Pierre Avenas
(EDP Sciences, 2019, 272 p. 19€)
avec la collaboration de Minh-Thu Dinh-Audouin
Quelle est l’origine du nom des éléments chimiques comme le cuivre, l’hydrogène, ou le sodium ? Voici des questions que l’on ne se pose pas nécessairement à priori. Et pourtant, les réponses sont passionnantes car elles nous emmènent au cœur de l’histoire de la découverte de ces éléments.
L’auteur, Pierre Avenas, est un chimiste professionnel, passionné d’étymologie. Il traite, un par un, tous les éléments du tableau périodique de Mendeleïev (90 naturels et 28 artificiels). Il poursuit ensuite avec d’autres «éléments», comme des molécules complexes, pour un grand total de 300 substances.
L’histoire des noms au cours des siècles ne connaît évidemment pas de frontières et ce sont donc les noms français, mais aussi anglais, allemands, espagnols, italiens, suédois, que l’auteur examine, avec leurs racines grecques, latines ou arabes ! L’auteur doit nous donner au passage quelques rudiments de linguistique sur les règles d’évolution des mots dans les différentes langues. Ces explications peuvent parfois alourdir un peu la lecture du texte, mais l’auteur, sans doute conscient de cet écueil, nous donne des petits tableaux de synthèse résumés que le lecteur appréciera.
La mythologie joue un grand rôle dans cette histoire. L’Antiquité avait identifié 7 métaux, que l’on associait aux 7 «planètes» de l’époque, elles-mêmes associées à 7 dieux de la mythologie, puis aux 7 jours de la semaine. Plus tard, on a gardé cette coutume d’utiliser la mythologie pour nommer les éléments. L’auteur nous propose une grille généalogique de la mythologie gréco-latine très pratique pour suivre ses explications. Les mythologies égyptienne et scandinave sont également sollicitées, ainsi que les lutins mineurs germaniques (les Nains de Blanche-Neige !).
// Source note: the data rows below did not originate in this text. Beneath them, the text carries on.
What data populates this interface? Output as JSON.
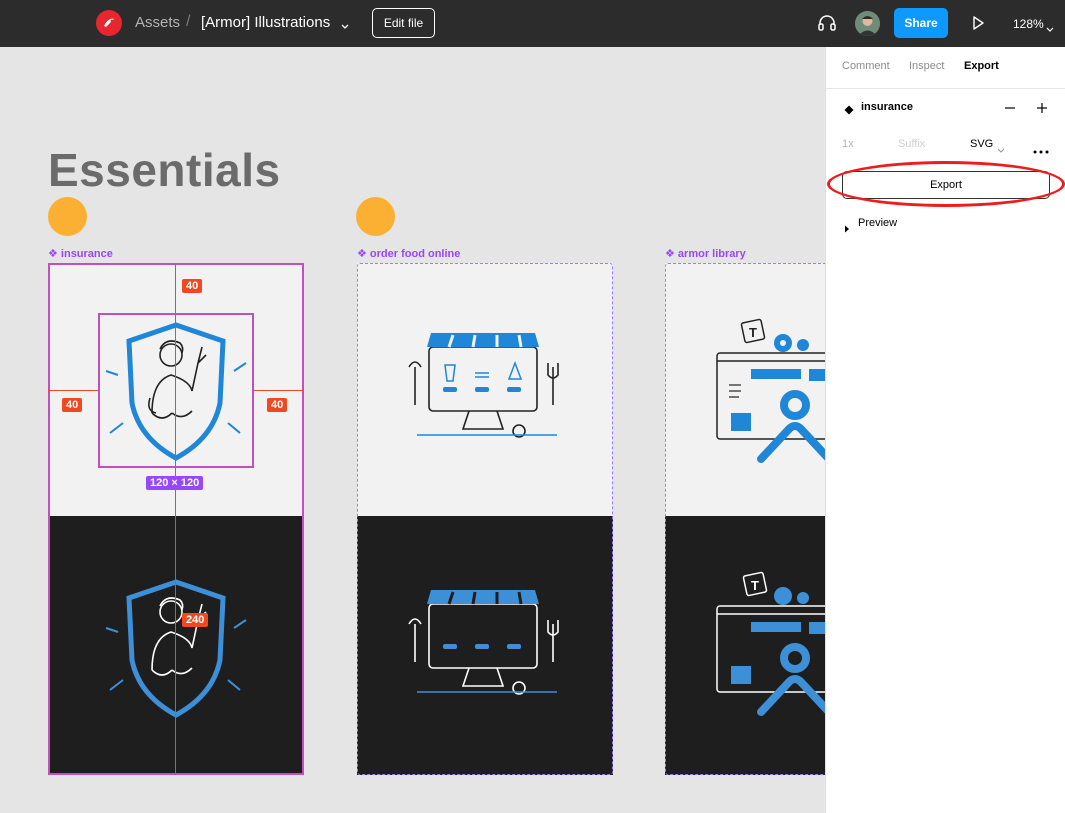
{
  "topbar": {
    "breadcrumb_parent": "Assets",
    "breadcrumb_separator": "/",
    "file_name": "[Armor] Illustrations",
    "edit_file_label": "Edit file",
    "share_label": "Share",
    "zoom_level": "128%"
  },
  "canvas": {
    "page_title": "Essentials",
    "frames": [
      {
        "label": "❖ insurance"
      },
      {
        "label": "❖ order food online"
      },
      {
        "label": "❖ armor library"
      }
    ],
    "measurements": {
      "top": "40",
      "left": "40",
      "right": "40",
      "bottom": "240",
      "size": "120 × 120"
    }
  },
  "panel": {
    "tabs": [
      {
        "label": "Comment"
      },
      {
        "label": "Inspect"
      },
      {
        "label": "Export"
      }
    ],
    "active_tab": "Export",
    "layer_name": "insurance",
    "export_scale": "1x",
    "suffix_placeholder": "Suffix",
    "format": "SVG",
    "export_button_label": "Export",
    "preview_label": "Preview"
  },
  "colors": {
    "topbar_bg": "#2c2c2c",
    "share_blue": "#0d99ff",
    "illustration_blue": "#1f86d8",
    "component_purple": "#9747ff",
    "measure_red": "#f24822",
    "dot_yellow": "#fbb034",
    "highlight_red": "#ee1c1c"
  },
  "icons": [
    "figma-logo-icon",
    "chevron-down-icon",
    "headset-icon",
    "avatar",
    "play-icon",
    "minus-icon",
    "plus-icon",
    "more-icon",
    "caret-right-icon",
    "component-icon"
  ]
}
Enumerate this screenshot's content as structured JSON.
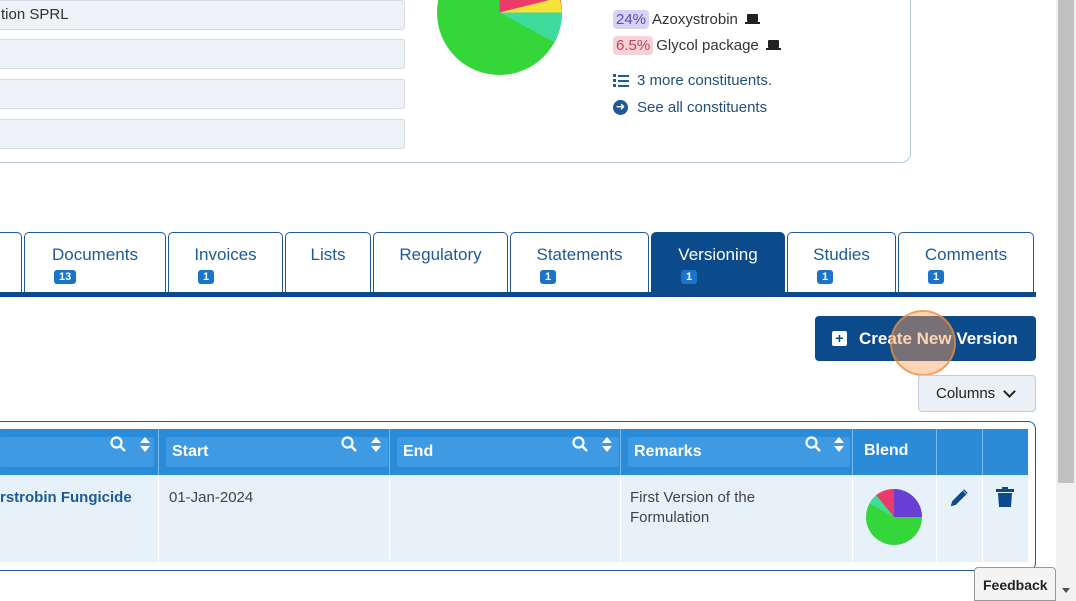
{
  "form": {
    "field1_value": "tion SPRL",
    "field2_value": "",
    "field3_value": "",
    "field4_value": ""
  },
  "composition": {
    "constituents": [
      {
        "percent": "24%",
        "name": "Azoxystrobin",
        "color": "#d9d2f5",
        "icon": "laptop-icon"
      },
      {
        "percent": "6.5%",
        "name": "Glycol package",
        "color": "#f7d0d8",
        "icon": "laptop-icon"
      }
    ],
    "more_label": "3 more constituents.",
    "see_all_label": "See all constituents",
    "pie_colors": [
      "#34d63a",
      "#3ddc9b",
      "#ee3a6a",
      "#f5e23a"
    ]
  },
  "tabs": [
    {
      "label": "Documents",
      "badge": "13"
    },
    {
      "label": "Invoices",
      "badge": "1"
    },
    {
      "label": "Lists",
      "badge": ""
    },
    {
      "label": "Regulatory",
      "badge": ""
    },
    {
      "label": "Statements",
      "badge": "1"
    },
    {
      "label": "Versioning",
      "badge": "1",
      "active": true
    },
    {
      "label": "Studies",
      "badge": "1"
    },
    {
      "label": "Comments",
      "badge": "1"
    }
  ],
  "toolbar": {
    "create_label": "Create New Version",
    "columns_label": "Columns"
  },
  "table": {
    "headers": {
      "start": "Start",
      "end": "End",
      "remarks": "Remarks",
      "blend": "Blend"
    },
    "rows": [
      {
        "name": "rstrobin Fungicide",
        "start": "01-Jan-2024",
        "end": "",
        "remarks_line1": "First Version of the",
        "remarks_line2": "Formulation"
      }
    ]
  },
  "feedback_label": "Feedback",
  "colors": {
    "primary": "#0b4a8b",
    "header": "#2a8bd8",
    "row_bg": "#e6f1fa"
  }
}
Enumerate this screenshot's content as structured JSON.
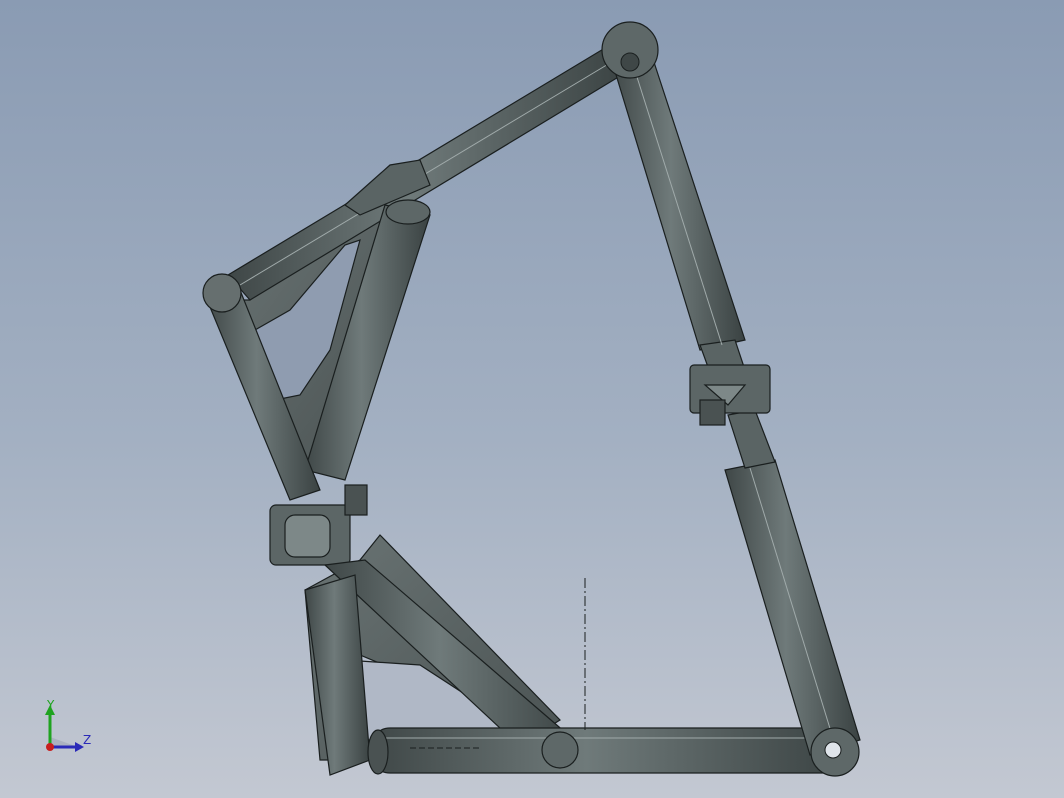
{
  "viewport": {
    "background_top": "#8a9bb3",
    "background_bottom": "#c3c8d2"
  },
  "model": {
    "part_color": "#5f6a6a",
    "edge_color": "#1a1f1f",
    "highlight_color": "#8a9494"
  },
  "triad": {
    "y_label": "Y",
    "z_label": "Z",
    "y_color": "#1fa31f",
    "z_color": "#2a2ab8",
    "x_color": "#c81e1e"
  }
}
Les noms des éléments viennent aussi des noms de lieux où l’élément a été découvert (le cuivre pour Chypre) ou du pays d’origine du découvreur. Une mini-guerre des noms franco-allemande eut lieu en 1877 qui se solda par deux nouveaux éléments : le gallium et le germanium. Les noms viennent aussi du nom de savants. Mention spéciale pour le meitnérium, seul nom d’élément associé à une femme, juste revanche pour Lise Meitner injustement écartée d’un prix Nobel accordé exclusivement à son partenaire masculin pour la découverte de la fission nucléaire.
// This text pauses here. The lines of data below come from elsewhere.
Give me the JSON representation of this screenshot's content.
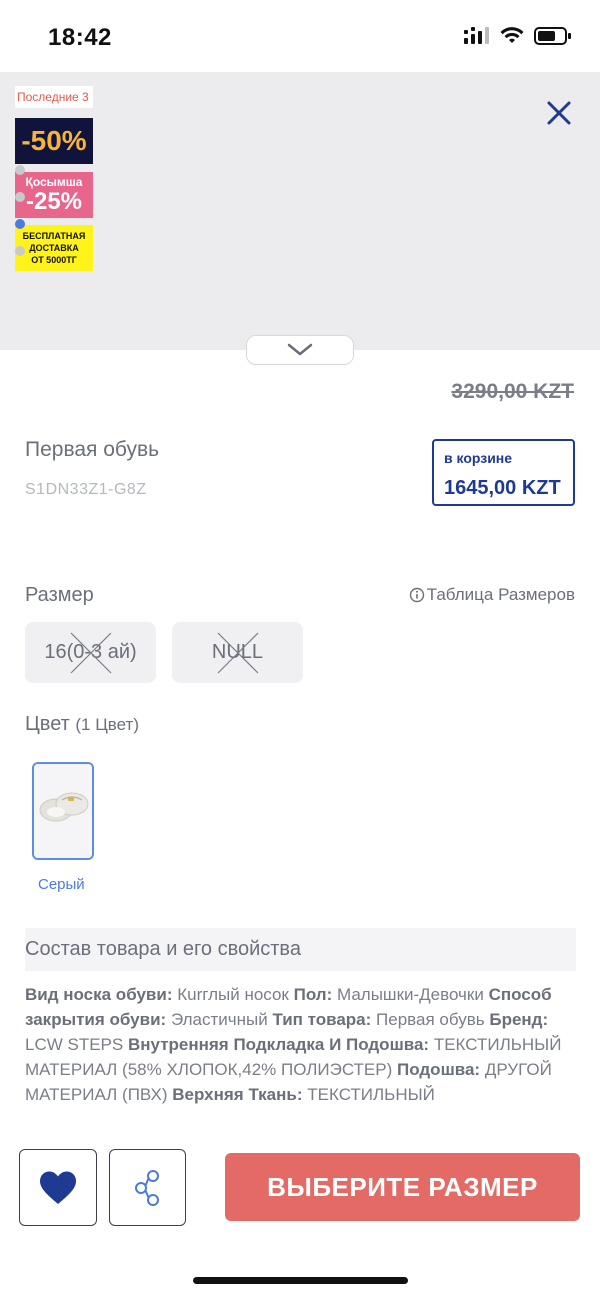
{
  "status_bar": {
    "time": "18:42",
    "icons": [
      "signal-icon",
      "wifi-icon",
      "battery-icon"
    ]
  },
  "gallery": {
    "badges": {
      "last": "Последние 3",
      "discount_main": "-50%",
      "extra_line1": "Қосымша",
      "extra_line2": "-25%",
      "free_line1": "БЕСПЛАТНАЯ",
      "free_line2": "ДОСТАВКА",
      "free_line3": "ОТ 5000ТГ"
    },
    "dots_count": 4,
    "active_dot": 3
  },
  "product": {
    "old_price": "3290,00 KZT",
    "title": "Первая обувь",
    "sku": "S1DN33Z1-G8Z",
    "cart_label": "в корзине",
    "cart_price": "1645,00 KZT"
  },
  "size": {
    "label": "Размер",
    "table_link": "Таблица Размеров",
    "options": [
      {
        "label": "16(0-3 ай)",
        "available": false
      },
      {
        "label": "NULL",
        "available": false
      }
    ]
  },
  "color": {
    "label": "Цвет",
    "count": "(1 Цвет)",
    "selected_name": "Серый"
  },
  "composition": {
    "header": "Состав товара и его свойства",
    "props": [
      {
        "k": "Вид носка обуви:",
        "v": "Кurглый носок"
      },
      {
        "k": "Пол:",
        "v": "Малышки-Девочки"
      },
      {
        "k": "Способ закрытия обуви:",
        "v": "Эластичный"
      },
      {
        "k": "Тип товара:",
        "v": "Первая обувь"
      },
      {
        "k": "Бренд:",
        "v": "LCW STEPS"
      },
      {
        "k": "Внутренняя Подкладка И Подошва:",
        "v": "ТЕКСТИЛЬНЫЙ МАТЕРИАЛ (58% ХЛОПОК,42% ПОЛИЭСТЕР)"
      },
      {
        "k": "Подошва:",
        "v": "ДРУГОЙ МАТЕРИАЛ (ПВХ)"
      },
      {
        "k": "Верхняя Ткань:",
        "v": "ТЕКСТИЛЬНЫЙ"
      }
    ]
  },
  "actions": {
    "select_size": "ВЫБЕРИТЕ РАЗМЕР"
  },
  "colors": {
    "brand_blue": "#1f3a93",
    "accent_red": "#e46a66",
    "link_blue": "#4a7ae0"
  }
}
Au fil de ces histoires, on découvre des informations inattendues et des anecdotes savoureuses.
Ainsi apprend-on que les Grecs pratiquaient déjà le foie gras ; que le phosphore a été découvert en 1669 par un alchimiste qui cherchait de l’or dans l’urine ! Que le mot porcelaine vient du mot porc. Que l’eau de Javel vient du lieudit «javelle», mot d’origine gauloise. Que Walt Disney a nommé le chien Pluto en l’honneur de la planète Pluton récemment découverte (1930).
On apprend aussi que le styrène, un produit de la pétrochimie, a fait l’objet d’un poème improbable de Raymond Queneau (1958) ! Pierre Avenas se permet d’ailleurs d’y ajouter deux alexandrins de son cru !
Dans son épilogue, l’auteur fait remarquer que la vie se contente de 6 éléments chimiques seulement pour construire tous les acides nucléiques, donc le code génétique, et toutes les protéines du monde vivant. Six sur un total de 90 éléments existant dans la nature !
On comprendra en lisant ces lignes et les quelques exemples qui ont été donnés, que ce livre est une source inépuisable d’informations les plus diverses, amusantes ou sérieuses. Les multiples petites histoires qui nous sont racontées nous font mieux comprendre l’histoire générale de la chimie et des sciences en général : «Toute l’histoire de l’humanité depuis les pigments des peintures pariétales jusqu’aux éléments radioactifs découverts récemment» écrit Jacques Livage dans sa préface.
Le livre est divisé en petits paragraphes courts, agrémentés de beaucoup de photos et d’illustrations, ce qui en rend la lecture très attrayante. Grâce à son index, ce livre peut être consulté facilement comme un petit dictionnaire.